Ces travaux, menés à une période relativement précoce dans l’histoire de la restauration telle qu’elle s’est construite depuis, mirent en exergue quelques enjeux majeurs appelés à revenir régulièrement dans les débats sur la déontologie à adopter dans de pareils cas. La question des matériaux se fit ainsi relativement centrale. Godde devint le fervent défenseur de l’usage du ciment, et plus largement des innovations industrielles dans les restaurations d’édifices anciens : le mastic de Dhil à Notre-Dame, le ciment de Molesme ou de Vassy à l’Hôtel de Ville de Paris, par exemple. En cela, Godde et Plantar – qui assura d’ailleurs les travaux sur ce dernier chantier – partagent une certaine affinité, le sculpteur manifestant lui aussi une appétence toute particulière pour ces matériaux, qu’il employa du reste à la chapelle du château d’Amboise, à Versailles ou encore à Fontainebleau. De même, la question du mobilier religieux, de son style, commença elle aussi à émerger. Godde fit le choix d’une certaine cohérence esthétique entre le décor restauré et l’orgue qu’il commanda en 1841 pour agrémenter le chœur de la cathédrale, dont le décor sculpté est également dû au ciseau de Plantar.
L’œuvre d’Étienne-Hippolyte Godde, et en filigrane celle de son ornemaniste, permet ainsi de suivre la généalogie des pratiques et des praticiens de la restauration telle que celle-ci se dessine durant le premier tiers du xixe siècle. D’architecte en architecte, de chantier en chantier, s’opéra le passage d’une génération passionnée par l’Antiquité, qui découvre parfois timidement la cause gothique, à une autre, bercée par l’émergence du goût pour un passé médiéval.
L’historiographie souligne, à juste titre, l’arrivée de Viollet-le-Duc comme un bouleversement majeur, initiateur d’une réflexion spécifiquement appliquée au domaine de la restauration des édifices anciens. Elle fut en réalité aussi le fruit des deux décennies qui précédèrent son irruption. Le jeune architecte connut, fréquenta en effet les protagonistes de ces premières restaurations – Godde, Lassus, Plantar – et c’est à l’aune de ces expérimentations qu’il forgea progressivement la doctrine qui devait le hisser en figure de proue de la discipline.

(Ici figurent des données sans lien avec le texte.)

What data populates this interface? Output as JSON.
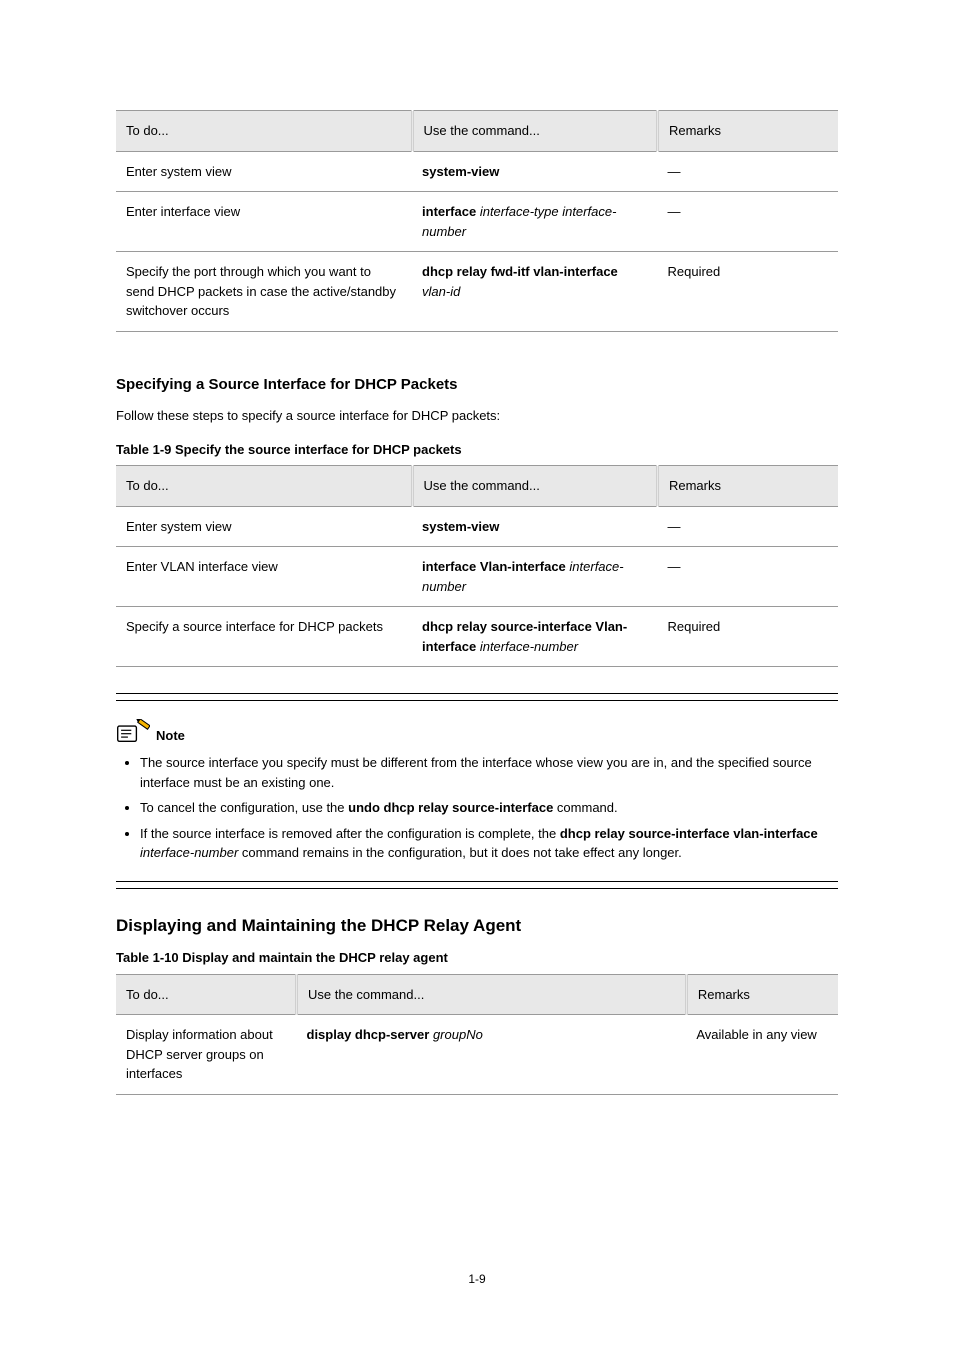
{
  "page_number": "1-9",
  "sections": {
    "spec_port": {
      "title": "Specifying a Source Interface for DHCP Packets",
      "intro": "Follow these steps to specify a source interface for DHCP packets:",
      "caption": "Table 1-9 Specify the source interface for DHCP packets"
    },
    "disp_maint": {
      "title": "Displaying and Maintaining the DHCP Relay Agent",
      "caption": "Table 1-10 Display and maintain the DHCP relay agent"
    }
  },
  "common_headers": [
    "To do...",
    "Use the command...",
    "Remarks"
  ],
  "table8": {
    "rows": [
      {
        "todo": "Enter system view",
        "cmd_b": "system-view",
        "cmd_i": "",
        "remarks": "—"
      },
      {
        "todo": "Enter interface view",
        "cmd_b": "interface",
        "cmd_i": " interface-type interface-number",
        "remarks": "—"
      },
      {
        "todo": "Specify the port through which you want to send DHCP packets in case the active/standby switchover occurs",
        "cmd_b": "dhcp relay fwd-itf vlan-interface",
        "cmd_i": " vlan-id",
        "remarks": "Required"
      }
    ]
  },
  "table9": {
    "rows": [
      {
        "todo": "Enter system view",
        "cmd_b": "system-view",
        "cmd_i": "",
        "remarks": "—"
      },
      {
        "todo": "Enter VLAN interface view",
        "cmd_b": "interface Vlan-interface",
        "cmd_i": " interface-number",
        "remarks": "—"
      },
      {
        "todo": "Specify a source interface for DHCP packets",
        "cmd_b": "dhcp relay source-interface Vlan-interface",
        "cmd_i": " interface-number",
        "remarks": "Required"
      }
    ]
  },
  "note": {
    "label": "Note",
    "bullets_html": [
      "The source interface you specify must be different from the interface whose view you are in, and the specified source interface must be an existing one.",
      "To cancel the configuration, use the <b>undo dhcp relay source-interface</b> command.",
      "If the source interface is removed after the configuration is complete, the <b>dhcp relay source-interface vlan-interface</b> <i>interface-number</i> command remains in the configuration, but it does not take effect any longer."
    ]
  },
  "table10": {
    "headers": [
      "To do...",
      "Use the command...",
      "Remarks"
    ],
    "rows": [
      {
        "todo": "Display information about DHCP server groups on interfaces",
        "cmd_html": "<b>display dhcp-server</b> <i>groupNo</i>",
        "remarks": "Available in any view"
      }
    ]
  }
}
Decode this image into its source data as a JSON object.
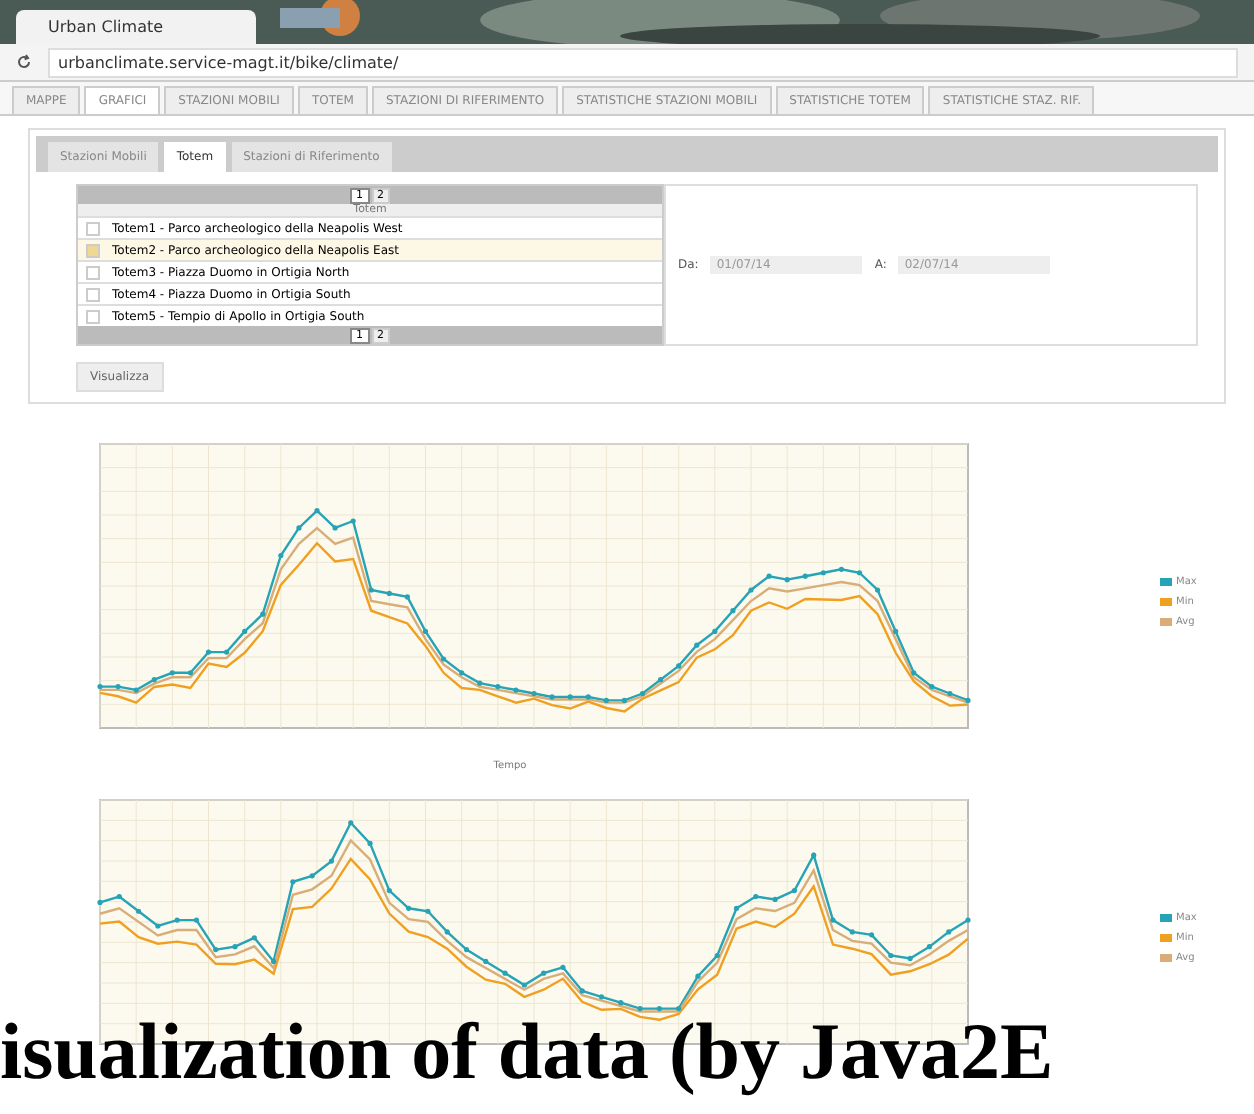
{
  "browser": {
    "tab_title": "Urban Climate",
    "address": "urbanclimate.service-magt.it/bike/climate/"
  },
  "main_tabs": [
    {
      "label": "MAPPE",
      "selected": false
    },
    {
      "label": "GRAFICI",
      "selected": true
    },
    {
      "label": "STAZIONI MOBILI",
      "selected": false
    },
    {
      "label": "TOTEM",
      "selected": false
    },
    {
      "label": "STAZIONI DI RIFERIMENTO",
      "selected": false
    },
    {
      "label": "STATISTICHE STAZIONI MOBILI",
      "selected": false
    },
    {
      "label": "STATISTICHE TOTEM",
      "selected": false
    },
    {
      "label": "STATISTICHE STAZ. RIF.",
      "selected": false
    }
  ],
  "sub_tabs": [
    {
      "label": "Stazioni Mobili",
      "selected": false
    },
    {
      "label": "Totem",
      "selected": true
    },
    {
      "label": "Stazioni di Riferimento",
      "selected": false
    }
  ],
  "table": {
    "pages": [
      {
        "label": "1",
        "selected": true
      },
      {
        "label": "2",
        "selected": false
      }
    ],
    "bottom_pages": [
      {
        "label": "1",
        "selected": true
      },
      {
        "label": "2",
        "selected": false
      }
    ],
    "header": "Totem",
    "rows": [
      {
        "label": "Totem1 - Parco archeologico della Neapolis West",
        "selected": false
      },
      {
        "label": "Totem2 - Parco archeologico della Neapolis East",
        "selected": true
      },
      {
        "label": "Totem3 - Piazza Duomo in Ortigia North",
        "selected": false
      },
      {
        "label": "Totem4 - Piazza Duomo in Ortigia South",
        "selected": false
      },
      {
        "label": "Totem5 - Tempio di Apollo in Ortigia South",
        "selected": false
      }
    ]
  },
  "dates": {
    "from_label": "Da:",
    "from_value": "01/07/14",
    "to_label": "A:",
    "to_value": "02/07/14"
  },
  "button": "Visualizza",
  "charts": [
    {
      "xlabel": "Tempo",
      "legend": [
        "Max",
        "Min",
        "Avg"
      ]
    },
    {
      "legend": [
        "Max",
        "Min",
        "Avg"
      ]
    }
  ],
  "caption": "isualization of data (by Java2E"
}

Indications bibliographiques
Marie-Christine Ferrand de la Conté-Gélis, L’architecte Étienne-Hippolyte Godde (1781-1869), thèse de l’École des Chartes, École des Chartes, Paris, 1980.
Jean-Michel Leniaud, « Débats sur le bon emploi du néo-gothique. L’affaire du maître-autel de la cathédrale de Clermont-Ferrand », Bulletin de la Société de l’Histoire de l’Art Français, 1979, p. 245-258.
Jean-Michel Leniaud, Jean-Baptiste Lassus, 1807-1857 ou Le temps retrouvé des cathédrales, Paris, Arts et métiers graphiques, 1980.
Jean-Michel Leniaud, Les cathédrales au xixe siècle : étude du service des édifices diocésains, Paris, Économica : Caisse nationale des monuments historiques et des sites, 1993.
Alice Thomine-Berrada, « L’Hôtel de Ville de Paris au xixe siècle : la création d’un modèle Renaissance », dans : Isabelle Backouche et al. (dir.), Notre-Dame et l’Hôtel de Ville : incarner Paris du Moyen Âge à nos jours, actes de colloque, Paris, Publications de la Sorbonne : Comité d’histoire de la Ville de Paris, 2016, p. 117-132.